Lisboa-Inglaterra-Itália
Atravessou o Canal da
Mancha e foi viver com os pais para Inglaterra, mas não largou o
futebol. Estudou, continuou a jogar até que o chamaram do “calcio”, para
ir treinar à Sampdoria.
O
primeiro jogo em Itália é o que recorda de forma mais especial na sua
ainda curta carreira. E não é para menos: “Estávamos a perder, entrei
aos 60 e tal minutos e mudei o jogo. Marquei dois golos e fiz uma
assistência. Ganhámos 4-3. Até agora, foi esse jogo que mais me ficou na
cabeça”.
Os responsáveis da Sampdoria “ficaram radiantes” e
contrataram a jovem pérola portuguesa, de 17 anos, no seu último ano de
júnior.
Mas a passagem pelo clube de Génova só durou meia época.
Surgiu a oportunidade de regressar a Portugal, para representar o
Olhanense, da II Liga, e Martin aceitou o desafio.
“Podia ter
continuado em Itália, mas optei por vir para Portugal”, garante. Não se
arrepende da decisão, mas também admite que, se fosse hoje, talvez não
deixasse a Sampdoria.
O sonho de Martin
Martin Luther King foi emprestado esta temporada ao Futebol Clube Barreirense.
No passado, o clube andou pela primeira divisão, mas hoje está pelo
Campeonato de Portugal, o terceiro escalão do futebol nacional.

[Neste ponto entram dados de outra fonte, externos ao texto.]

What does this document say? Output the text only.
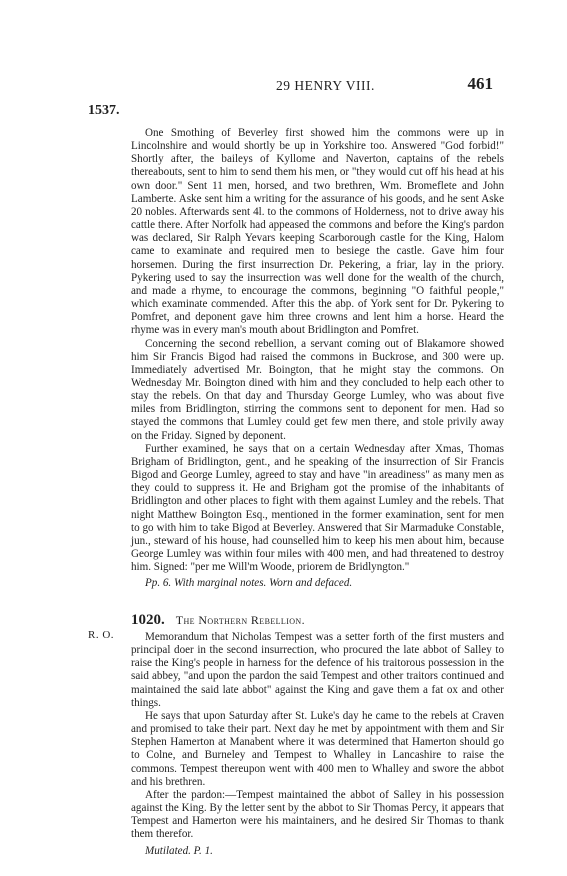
29 HENRY VIII.	461
1537.

One Smothing of Beverley first showed him the commons were up in Lincolnshire and would shortly be up in Yorkshire too. Answered "God forbid!" Shortly after, the baileys of Kyllome and Naverton, captains of the rebels thereabouts, sent to him to send them his men, or "they would cut off his head at his own door." Sent 11 men, horsed, and two brethren, Wm. Bromeflete and John Lamberte. Aske sent him a writing for the assurance of his goods, and he sent Aske 20 nobles. Afterwards sent 4l. to the commons of Holderness, not to drive away his cattle there. After Norfolk had appeased the commons and before the King's pardon was declared, Sir Ralph Yevars keeping Scarborough castle for the King, Halom came to examinate and required men to besiege the castle. Gave him four horsemen. During the first insurrection Dr. Pekering, a friar, lay in the priory. Pykering used to say the insurrection was well done for the wealth of the church, and made a rhyme, to encourage the commons, beginning "O faithful people," which examinate commended. After this the abp. of York sent for Dr. Pykering to Pomfret, and deponent gave him three crowns and lent him a horse. Heard the rhyme was in every man's mouth about Bridlington and Pomfret.

Concerning the second rebellion, a servant coming out of Blakamore showed him Sir Francis Bigod had raised the commons in Buckrose, and 300 were up. Immediately advertised Mr. Boington, that he might stay the commons. On Wednesday Mr. Boington dined with him and they concluded to help each other to stay the rebels. On that day and Thursday George Lumley, who was about five miles from Bridlington, stirring the commons sent to deponent for men. Had so stayed the commons that Lumley could get few men there, and stole privily away on the Friday. Signed by deponent.

Further examined, he says that on a certain Wednesday after Xmas, Thomas Brigham of Bridlington, gent., and he speaking of the insurrection of Sir Francis Bigod and George Lumley, agreed to stay and have "in areadiness" as many men as they could to suppress it. He and Brigham got the promise of the inhabitants of Bridlington and other places to fight with them against Lumley and the rebels. That night Matthew Boington Esq., mentioned in the former examination, sent for men to go with him to take Bigod at Beverley. Answered that Sir Marmaduke Constable, jun., steward of his house, had counselled him to keep his men about him, because George Lumley was within four miles with 400 men, and had threatened to destroy him. Signed: "per me Will'm Woode, priorem de Bridlyngton."

Pp. 6. With marginal notes. Worn and defaced.

1020. The Northern Rebellion.
R. O.	Memorandum that Nicholas Tempest was a setter forth of the first musters and principal doer in the second insurrection, who procured the late abbot of Salley to raise the King's people in harness for the defence of his traitorous possession in the said abbey, "and upon the pardon the said Tempest and other traitors continued and maintained the said late abbot" against the King and gave them a fat ox and other things.

He says that upon Saturday after St. Luke's day he came to the rebels at Craven and promised to take their part. Next day he met by appointment with them and Sir Stephen Hamerton at Manabent where it was determined that Hamerton should go to Colne, and Burneley and Tempest to Whalley in Lancashire to raise the commons. Tempest thereupon went with 400 men to Whalley and swore the abbot and his brethren.

After the pardon:—Tempest maintained the abbot of Salley in his possession against the King. By the letter sent by the abbot to Sir Thomas Percy, it appears that Tempest and Hamerton were his maintainers, and he desired Sir Thomas to thank them therefor.

Mutilated. P. 1.
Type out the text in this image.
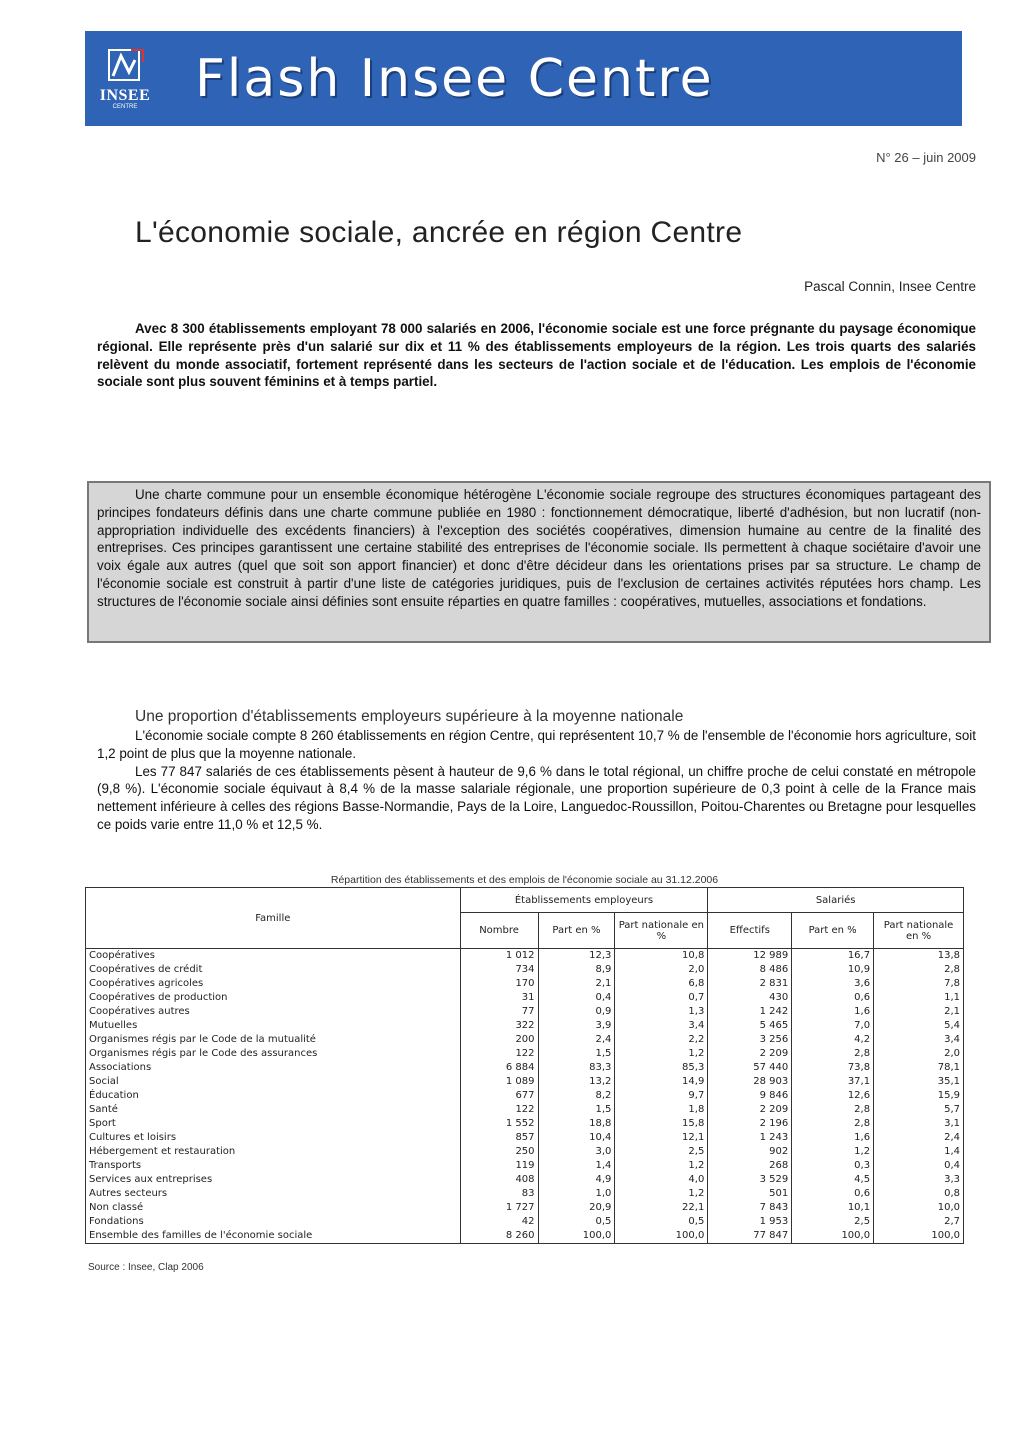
INSEE
CENTRE Flash Insee Centre
N° 26 – juin 2009
L'économie sociale, ancrée en région Centre
Pascal Connin, Insee Centre

Avec 8 300 établissements employant 78 000 salariés en 2006, l'économie sociale est une force prégnante du paysage économique régional. Elle représente près d'un salarié sur dix et 11 % des établissements employeurs de la région. Les trois quarts des salariés relèvent du monde associatif, fortement représenté dans les secteurs de l'action sociale et de l'éducation. Les emplois de l'économie sociale sont plus souvent féminins et à temps partiel.

Une charte commune pour un ensemble économique hétérogène L'économie sociale regroupe des structures économiques partageant des principes fondateurs définis dans une charte commune publiée en 1980 : fonctionnement démocratique, liberté d'adhésion, but non lucratif (non-appropriation individuelle des excédents financiers) à l'exception des sociétés coopératives, dimension humaine au centre de la finalité des entreprises. Ces principes garantissent une certaine stabilité des entreprises de l'économie sociale. Ils permettent à chaque sociétaire d'avoir une voix égale aux autres (quel que soit son apport financier) et donc d'être décideur dans les orientations prises par sa structure. Le champ de l'économie sociale est construit à partir d'une liste de catégories juridiques, puis de l'exclusion de certaines activités réputées hors champ. Les structures de l'économie sociale ainsi définies sont ensuite réparties en quatre familles : coopératives, mutuelles, associations et fondations.

Une proportion d'établissements employeurs supérieure à la moyenne nationale

L'économie sociale compte 8 260 établissements en région Centre, qui représentent 10,7 % de l'ensemble de l'économie hors agriculture, soit 1,2 point de plus que la moyenne nationale.

Les 77 847 salariés de ces établissements pèsent à hauteur de 9,6 % dans le total régional, un chiffre proche de celui constaté en métropole (9,8 %). L'économie sociale équivaut à 8,4 % de la masse salariale régionale, une proportion supérieure de 0,3 point à celle de la France mais nettement inférieure à celles des régions Basse-Normandie, Pays de la Loire, Languedoc-Roussillon, Poitou-Charentes ou Bretagne pour lesquelles ce poids varie entre 11,0 % et 12,5 %.

Répartition des établissements et des emplois de l'économie sociale au 31.12.2006
Famille	Établissements employeurs			Salariés		
	Nombre	Part en %	Part nationale en %	Effectifs	Part en %	Part nationale en %
Coopératives	1 012	12,3	10,8	12 989	16,7	13,8
Coopératives de crédit	734	8,9	2,0	8 486	10,9	2,8
Coopératives agricoles	170	2,1	6,8	2 831	3,6	7,8
Coopératives de production	31	0,4	0,7	430	0,6	1,1
Coopératives autres	77	0,9	1,3	1 242	1,6	2,1
Mutuelles	322	3,9	3,4	5 465	7,0	5,4
Organismes régis par le Code de la mutualité	200	2,4	2,2	3 256	4,2	3,4
Organismes régis par le Code des assurances	122	1,5	1,2	2 209	2,8	2,0
Associations	6 884	83,3	85,3	57 440	73,8	78,1
Social	1 089	13,2	14,9	28 903	37,1	35,1
Éducation	677	8,2	9,7	9 846	12,6	15,9
Santé	122	1,5	1,8	2 209	2,8	5,7
Sport	1 552	18,8	15,8	2 196	2,8	3,1
Cultures et loisirs	857	10,4	12,1	1 243	1,6	2,4
Hébergement et restauration	250	3,0	2,5	902	1,2	1,4
Transports	119	1,4	1,2	268	0,3	0,4
Services aux entreprises	408	4,9	4,0	3 529	4,5	3,3
Autres secteurs	83	1,0	1,2	501	0,6	0,8
Non classé	1 727	20,9	22,1	7 843	10,1	10,0
Fondations	42	0,5	0,5	1 953	2,5	2,7
Ensemble des familles de l'économie sociale	8 260	100,0	100,0	77 847	100,0	100,0
Source : Insee, Clap 2006
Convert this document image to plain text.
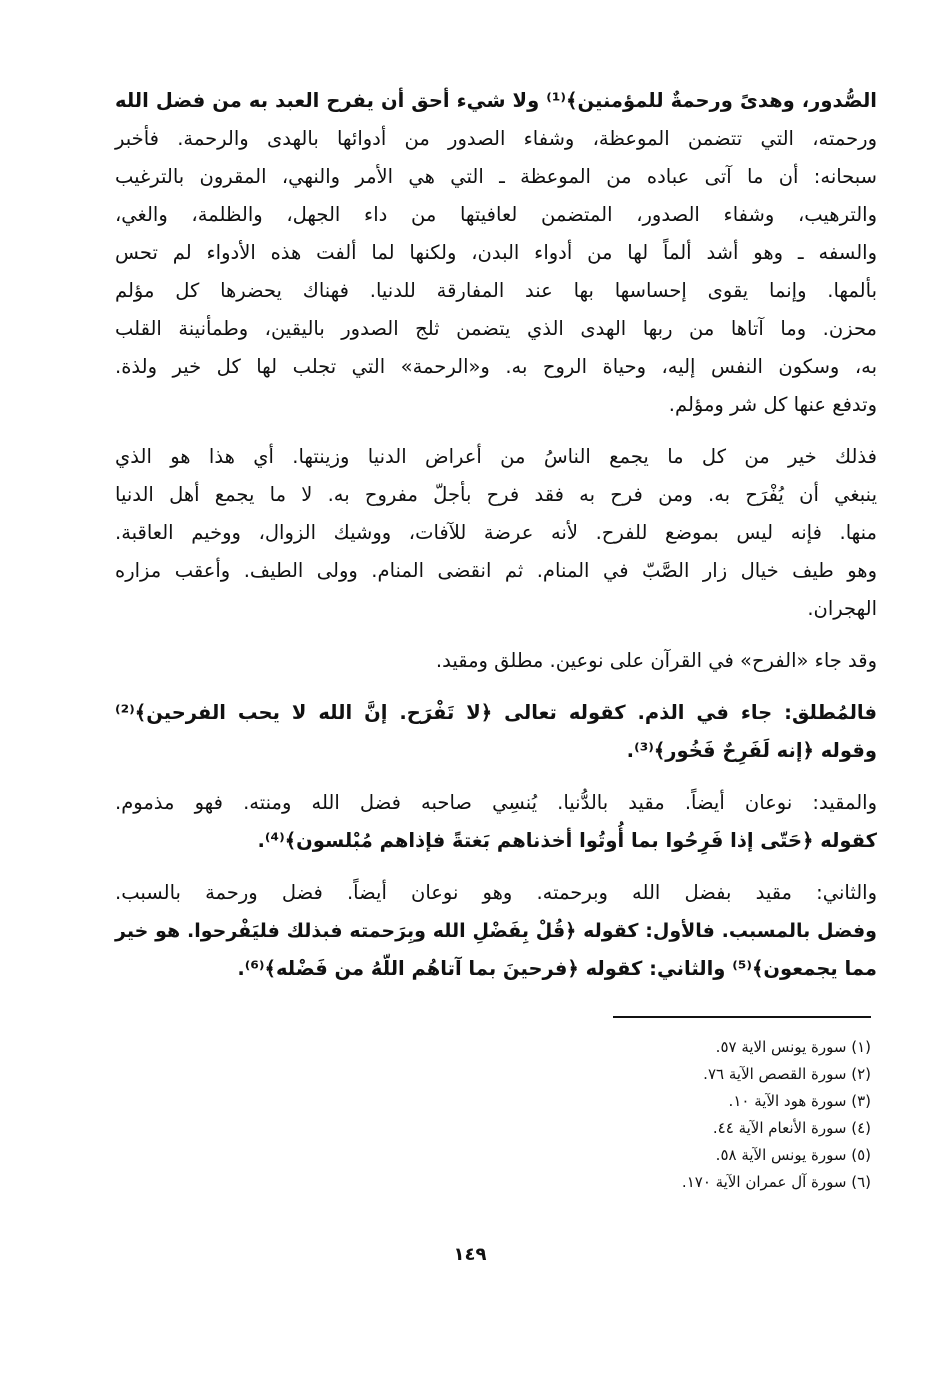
الصُّدور، وهدىً ورحمةٌ للمؤمنين﴾⁽¹⁾ ولا شيء أحق أن يفرح العبد به من فضل الله
ورحمته، التي تتضمن الموعظة، وشفاء الصدور من أدوائها بالهدى والرحمة. فأخبر
سبحانه: أن ما آتى عباده من الموعظة ـ التي هي الأمر والنهي، المقرون بالترغيب
والترهيب، وشفاء الصدور، المتضمن لعافيتها من داء الجهل، والظلمة، والغي،
والسفه ـ وهو أشد ألماً لها من أدواء البدن، ولكنها لما ألفت هذه الأدواء لم تحس
بألمها. وإنما يقوى إحساسها بها عند المفارقة للدنيا. فهناك يحضرها كل مؤلم
محزن. وما آتاها من ربها الهدى الذي يتضمن ثلج الصدور باليقين، وطمأنينة القلب
به، وسكون النفس إليه، وحياة الروح به. و«الرحمة» التي تجلب لها كل خير ولذة.
وتدفع عنها كل شر ومؤلم.
فذلك خير من كل ما يجمع الناسُ من أعراض الدنيا وزينتها. أي هذا هو الذي
ينبغي أن يُفْرَح به. ومن فرح به فقد فرح بأجلّ مفروح به. لا ما يجمع أهل الدنيا
منها. فإنه ليس بموضع للفرح. لأنه عرضة للآفات، ووشيك الزوال، ووخيم العاقبة.
وهو طيف خيال زار الصَّبّ في المنام. ثم انقضى المنام. وولى الطيف. وأعقب مزاره
الهجران.
وقد جاء «الفرح» في القرآن على نوعين. مطلق ومقيد.
فالمُطلق: جاء في الذم. كقوله تعالى ﴿لا تَفْرَح. إنَّ الله لا يحب الفرحين﴾⁽²⁾
وقوله ﴿إنه لَفَرِحٌ فَخُور﴾⁽³⁾.
والمقيد: نوعان أيضاً. مقيد بالدُّنيا. يُنسِي صاحبه فضل الله ومنته. فهو مذموم.
كقوله ﴿حَتّى إذا فَرِحُوا بما أُوتُوا أخذناهم بَغتةً فإذاهم مُبْلسون﴾⁽⁴⁾.
والثاني: مقيد بفضل الله وبرحمته. وهو نوعان أيضاً. فضل ورحمة بالسبب.
وفضل بالمسبب. فالأول: كقوله ﴿قُلْ بِفَضْلِ الله وبِرَحمته فبذلك فليَفْرحوا. هو خير
مما يجمعون﴾⁽⁵⁾ والثاني: كقوله ﴿فرحينَ بما آتاهُم اللّهُ من فَضْله﴾⁽⁶⁾.
(١) سورة يونس الاية ٥٧.
(٢) سورة القصص الآية ٧٦.
(٣) سورة هود الآية ١٠.
(٤) سورة الأنعام الآية ٤٤.
(٥) سورة يونس الآية ٥٨.
(٦) سورة آل عمران الآية ١٧٠.
١٤٩
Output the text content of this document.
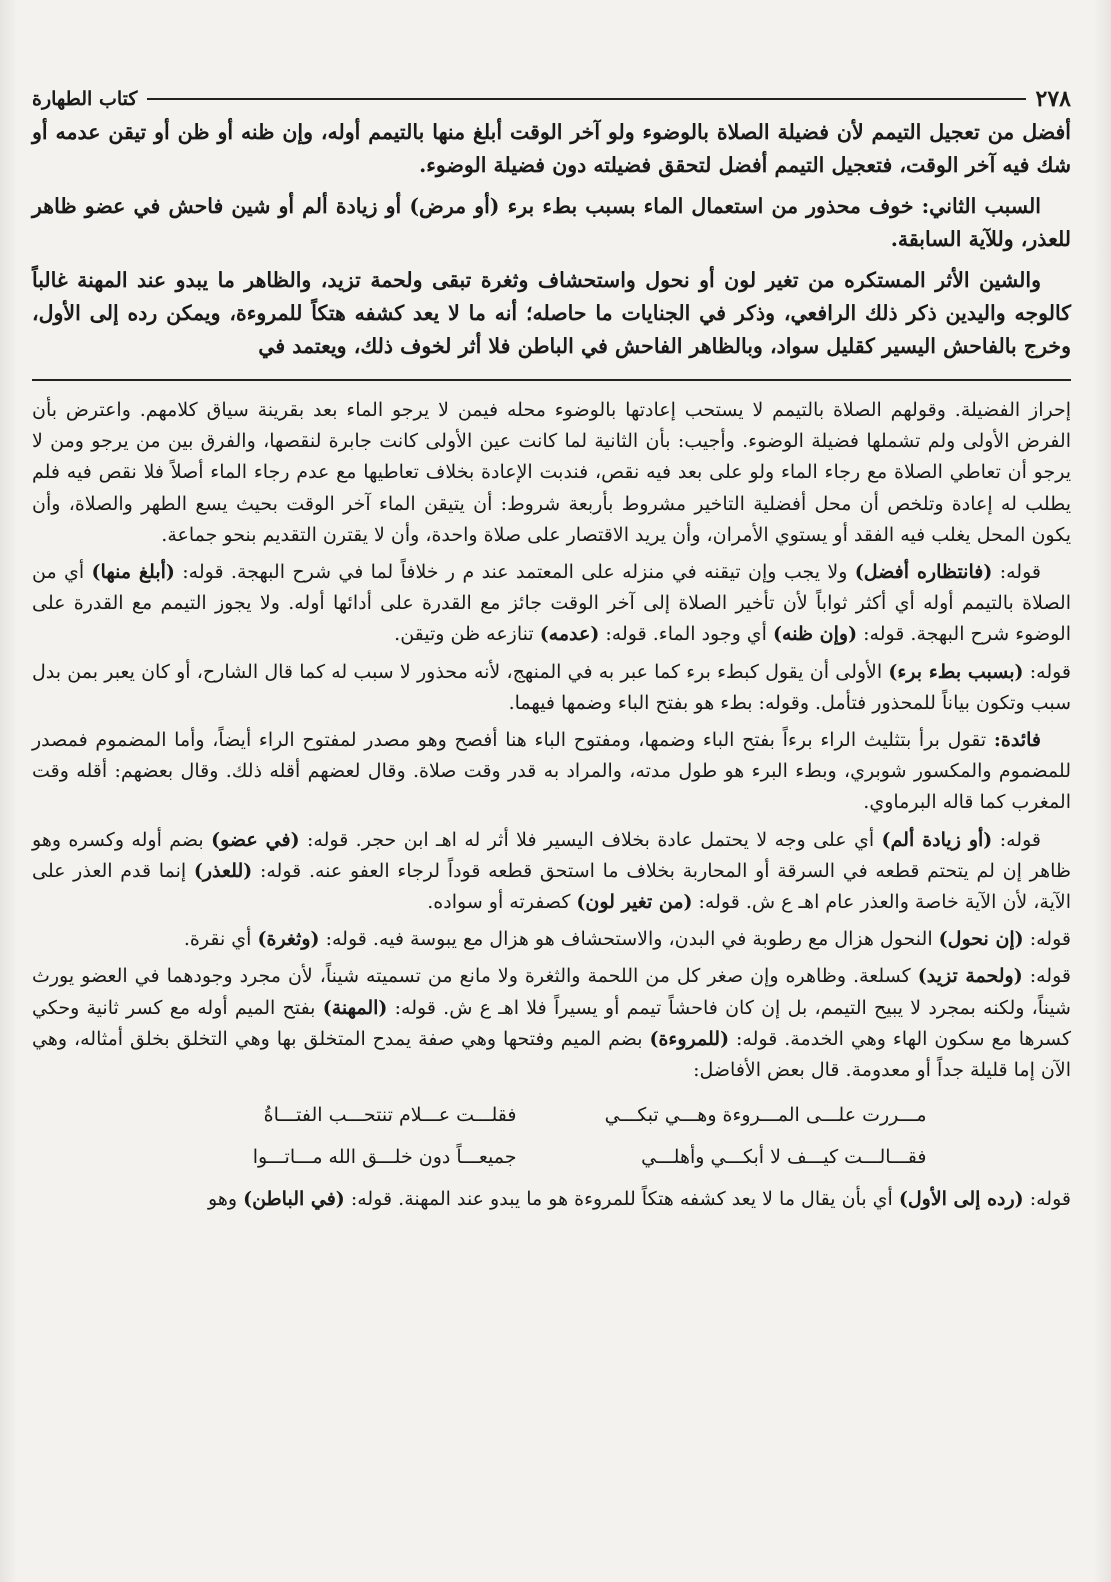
٢٧٨
كتاب الطهارة

أفضل من تعجيل التيمم لأن فضيلة الصلاة بالوضوء ولو آخر الوقت أبلغ منها بالتيمم أوله، وإن ظنه أو ظن أو تيقن عدمه أو شك فيه آخر الوقت، فتعجيل التيمم أفضل لتحقق فضيلته دون فضيلة الوضوء.

السبب الثاني: خوف محذور من استعمال الماء بسبب بطء برء (أو مرض) أو زيادة ألم أو شين فاحش في عضو ظاهر للعذر، وللآية السابقة.

والشين الأثر المستكره من تغير لون أو نحول واستحشاف وثغرة تبقى ولحمة تزيد، والظاهر ما يبدو عند المهنة غالباً كالوجه واليدين ذكر ذلك الرافعي، وذكر في الجنايات ما حاصله؛ أنه ما لا يعد كشفه هتكاً للمروءة، ويمكن رده إلى الأول، وخرج بالفاحش اليسير كقليل سواد، وبالظاهر الفاحش في الباطن فلا أثر لخوف ذلك، ويعتمد في

إحراز الفضيلة. وقولهم الصلاة بالتيمم لا يستحب إعادتها بالوضوء محله فيمن لا يرجو الماء بعد بقرينة سياق كلامهم. واعترض بأن الفرض الأولى ولم تشملها فضيلة الوضوء. وأجيب: بأن الثانية لما كانت عين الأولى كانت جابرة لنقصها، والفرق بين من يرجو ومن لا يرجو أن تعاطي الصلاة مع رجاء الماء ولو على بعد فيه نقص، فندبت الإعادة بخلاف تعاطيها مع عدم رجاء الماء أصلاً فلا نقص فيه فلم يطلب له إعادة وتلخص أن محل أفضلية التاخير مشروط بأربعة شروط: أن يتيقن الماء آخر الوقت بحيث يسع الطهر والصلاة، وأن يكون المحل يغلب فيه الفقد أو يستوي الأمران، وأن يريد الاقتصار على صلاة واحدة، وأن لا يقترن التقديم بنحو جماعة.

قوله: (فانتظاره أفضل) ولا يجب وإن تيقنه في منزله على المعتمد عند م ر خلافاً لما في شرح البهجة. قوله: (أبلغ منها) أي من الصلاة بالتيمم أوله أي أكثر ثواباً لأن تأخير الصلاة إلى آخر الوقت جائز مع القدرة على أدائها أوله. ولا يجوز التيمم مع القدرة على الوضوء شرح البهجة. قوله: (وإن ظنه) أي وجود الماء. قوله: (عدمه) تنازعه ظن وتيقن.

قوله: (بسبب بطء برء) الأولى أن يقول كبطء برء كما عبر به في المنهج، لأنه محذور لا سبب له كما قال الشارح، أو كان يعبر بمن بدل سبب وتكون بياناً للمحذور فتأمل. وقوله: بطء هو بفتح الباء وضمها فيهما.

فائدة: تقول برأ بتثليث الراء برءاً بفتح الباء وضمها، ومفتوح الباء هنا أفصح وهو مصدر لمفتوح الراء أيضاً، وأما المضموم فمصدر للمضموم والمكسور شوبري، وبطء البرء هو طول مدته، والمراد به قدر وقت صلاة. وقال لعضهم أقله ذلك. وقال بعضهم: أقله وقت المغرب كما قاله البرماوي.

قوله: (أو زيادة ألم) أي على وجه لا يحتمل عادة بخلاف اليسير فلا أثر له اهـ ابن حجر. قوله: (في عضو) بضم أوله وكسره وهو ظاهر إن لم يتحتم قطعه في السرقة أو المحاربة بخلاف ما استحق قطعه قوداً لرجاء العفو عنه. قوله: (للعذر) إنما قدم العذر على الآية، لأن الآية خاصة والعذر عام اهـ ع ش. قوله: (من تغير لون) كصفرته أو سواده.

قوله: (إن نحول) النحول هزال مع رطوبة في البدن، والاستحشاف هو هزال مع يبوسة فيه. قوله: (وثغرة) أي نقرة.

قوله: (ولحمة تزيد) كسلعة. وظاهره وإن صغر كل من اللحمة والثغرة ولا مانع من تسميته شيناً، لأن مجرد وجودهما في العضو يورث شيناً، ولكنه بمجرد لا يبيح التيمم، بل إن كان فاحشاً تيمم أو يسيراً فلا اهـ ع ش. قوله: (المهنة) بفتح الميم أوله مع كسر ثانية وحكي كسرها مع سكون الهاء وهي الخدمة. قوله: (للمروءة) بضم الميم وفتحها وهي صفة يمدح المتخلق بها وهي التخلق بخلق أمثاله، وهي الآن إما قليلة جداً أو معدومة. قال بعض الأفاضل:

مـــررت علـــى المـــروءة وهـــي تبكـــي
فقلـــت عـــلام تنتحـــب الفتـــاةُ
فقـــالـــت كيـــف لا أبكـــي وأهلـــي
جميعـــاً دون خلـــق الله مـــاتـــوا

قوله: (رده إلى الأول) أي بأن يقال ما لا يعد كشفه هتكاً للمروءة هو ما يبدو عند المهنة. قوله: (في الباطن) وهو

“Esta camisola pesa muito. O Barreirense é um clube histórico em Portugal”, afirma o avançado, que gostava de ajudar o clube a ser grande outra vez.
A
equipa está na cauda da tabela, mas o artilheiro tem um bom registo:
marcou quatro golos nos oito jogos em que alinhou. O objectivo, revela, é
apontar dez ou mais golos até Janeiro.
O Barreirense
já deu ao futebol português jogadores como o guarda-redes Bento,
Fernando Chalana, Carlos Manuel, José Augusto ou, mais recentemente,
ajudou a formar João Cancelo.
O
adolescente Luther King ficou “sem espaço” no Benfica e foi rodar por
outras equipas de Lisboa, até que voltou a andar com a casa às costas
Todos
têm como denominador comum o facto de se terem transferido para o
Benfica. Martin reclama para si o direito ao golo e não esconde que esse
é também o seu grande sonho: voltar a vestir a camisola do tricampeão
nacional.
“Desde miúdo, quando comecei a jogar no Benfica, toda a
gente tinha o objectivo de chegar à equipa principal. Sou jovem e o
sonho continua sempre na cabeça. O meu sonho é um dia voltar ao Benfica.
Não escondo.”
Há racismo no futebol?
Faz uma pausa e
hesita alguns segundos antes de responder à pergunta. Martin Luther King
admite que já ouviu ofensas, mas não quer acreditar que haja racismo no
futebol português. “Não queria dizer que há [racismo], mas creio que
pode haver algumas ofensas com o objectivo de desestabilizar. Mas não
penso que seja por maldade.”
Da sua experiência conclui “as
coisas que se possam dizer no futebol, hoje em dia, o objectivo da
ofensa ao negro pretendem desestabilizar, para as coisas não correrem
bem, e não discriminar”.
“Não penso que seja por maldade, porque
hoje em dia toda a gente se dá uns com os outros e não há nenhum tipo de
maldade nesse aspecto”, sublinha.
Martin está em início de
carreira, mas já tem ideias para quando arrumar as chuteiras de vez.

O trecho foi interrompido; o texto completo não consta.